Running an all-natural, all-organic bar during a New Hampshire winter is tricky; for the time being, she’s sourcing organic powdered vegetables and fruits to create the desired flavors. The ultimate goal is to preserve local fruits and vegetables in the summer to use year round.
“In my hometown it was a lifestyle,” she said — her grandfather owned a large farm in the south of Italy, so coming back to a cycle of preserving and utilizing is very familiar for Paolini. “Whatever we produce in the summer, then you produce that to have it in the winter.”
The makeup of the meal
Not all of the original concept of XO on Elm will be lost come February. Certain menu items, like the lamb shank, will remain but might be prepared differently. But if it can’t be altered in a healthy way, it’s gone, like the crab rangoon Paolini is struggling to let go of — Fryolators and deep-fried foods won’t have a place in the new XO.
“It’s going to hurt, but I’m doing people a favor,” she said. “When they try a new food they are going to fall in love.”
One of the new foods people can try is bone broth, a nutrient-dense dish that Paolini calls “liquid gold.”
“When you cook [bones] in a very slow flame for three days … with your basic vegetables and herbs … until the bone breaks down practically and you strain it,” she explained. “The collagen in that is extremely good for your skin. Gives you energy.”
Folks can get bone broth (chicken, beef, fish or vegan options) in a to-go cup or to sip at a table. 
Other standout dishes she’s particularly excited about are ceviche, a citrus flash-cooked fish, zucchini noodles, black bean pasta, red lentil pasta, quinoa pasta and “flatza,” a mix between a pizza and a flatbread with a chia and honey crust. They’re going to use coconut oil for cooking, and mostly will use slow cooking methods to maintain nutrients.
“When you don’t put any chemicals or preservatives or additives in your system, you are happier,” she said. “Your mood changes, you lose weight, you have a lot more energy. You are what you eat. Period.”
Changing the culture
Educating the community is a driving factor behind the changes at XO. She hired a nutritionist to be at the restaurant to answer questions and will also host workshops, cooking classes and even Zumba onsite.
“I want to teach people to eat well, feel well and show them that eating healthy is not boring; it’s beautiful,” she said. “Delicious dishes can be made with good ingredients.”

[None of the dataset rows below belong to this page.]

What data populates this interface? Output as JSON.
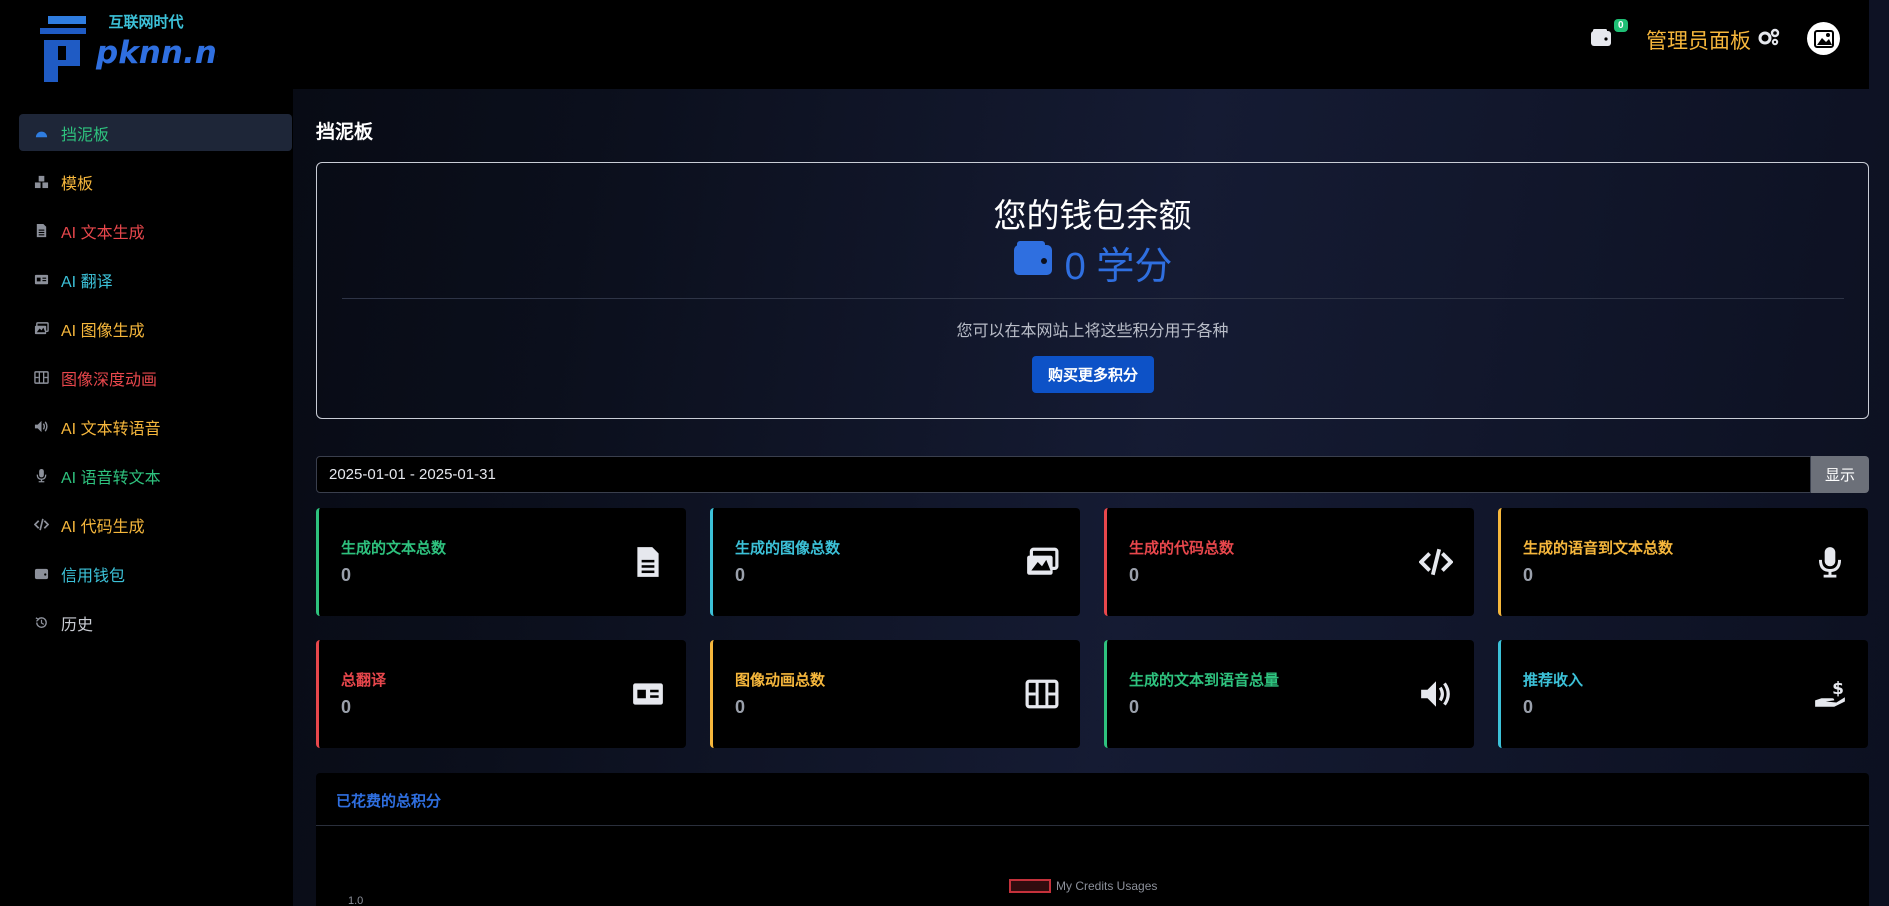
{
  "logo": {
    "brand": "pknn.net",
    "tagline": "互联网时代"
  },
  "topbar": {
    "wallet_count": "0",
    "admin_label": "管理员面板"
  },
  "sidebar": {
    "items": [
      {
        "label": "挡泥板",
        "icon": "dashboard-icon",
        "color": "#2ec27e",
        "active": true
      },
      {
        "label": "模板",
        "icon": "templates-icon",
        "color": "#f6b73c"
      },
      {
        "label": "AI 文本生成",
        "icon": "document-icon",
        "color": "#e8474c"
      },
      {
        "label": "AI 翻译",
        "icon": "translate-icon",
        "color": "#3cc1d8"
      },
      {
        "label": "AI 图像生成",
        "icon": "image-icon",
        "color": "#f6b73c"
      },
      {
        "label": "图像深度动画",
        "icon": "film-icon",
        "color": "#e8474c"
      },
      {
        "label": "AI 文本转语音",
        "icon": "speaker-icon",
        "color": "#f6b73c"
      },
      {
        "label": "AI 语音转文本",
        "icon": "microphone-icon",
        "color": "#2ec27e"
      },
      {
        "label": "AI 代码生成",
        "icon": "code-icon",
        "color": "#f6b73c"
      },
      {
        "label": "信用钱包",
        "icon": "wallet-icon",
        "color": "#3cc1d8"
      },
      {
        "label": "历史",
        "icon": "history-icon",
        "color": "#c9ccd3"
      }
    ]
  },
  "main": {
    "page_title": "挡泥板",
    "wallet": {
      "heading": "您的钱包余额",
      "amount": "0 学分",
      "description": "您可以在本网站上将这些积分用于各种",
      "buy_label": "购买更多积分"
    },
    "date_range": {
      "value": "2025-01-01 - 2025-01-31",
      "show_label": "显示"
    },
    "stats": [
      {
        "label": "生成的文本总数",
        "value": "0",
        "color": "#2ec27e",
        "icon": "document-icon"
      },
      {
        "label": "生成的图像总数",
        "value": "0",
        "color": "#3cc1d8",
        "icon": "images-icon"
      },
      {
        "label": "生成的代码总数",
        "value": "0",
        "color": "#e8474c",
        "icon": "code-icon"
      },
      {
        "label": "生成的语音到文本总数",
        "value": "0",
        "color": "#f6b73c",
        "icon": "microphone-icon"
      },
      {
        "label": "总翻译",
        "value": "0",
        "color": "#e8474c",
        "icon": "translate-icon"
      },
      {
        "label": "图像动画总数",
        "value": "0",
        "color": "#f6b73c",
        "icon": "film-icon"
      },
      {
        "label": "生成的文本到语音总量",
        "value": "0",
        "color": "#2ec27e",
        "icon": "speaker-icon"
      },
      {
        "label": "推荐收入",
        "value": "0",
        "color": "#3cc1d8",
        "icon": "hand-dollar-icon"
      }
    ],
    "chart": {
      "title": "已花费的总积分",
      "legend": "My Credits Usages",
      "ytick": "1.0"
    }
  }
}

One of the biggest obstacles she encountered along the multi-year process was finding professionals well-versed in clean cooking and eating. She remedied that issue by inviting her mother to come to New Hampshire for three months starting at the end of January to help train the staff.
“She’s an amazing cook, she knows how to make olive oil, cheese, wine — you name it she knows how to make it,” Paolini said. “My mom grew up on a farm, old school. … She never used bouillon cubes, never owned a microwave [or] a Fryolater.”
Aware of the big leap she’s taking, Paolini hopes the community responds to the changes at XO and that her risk encourages other area restaurants to step up as well. 
“If I don’t get the response from people, they don’t accept eating healthy is a beautiful thing, I promise you I will never be in the restaurant business again,” she said. “Now that I know the truth, I’m not going to … [serve] something that is going to kill you.”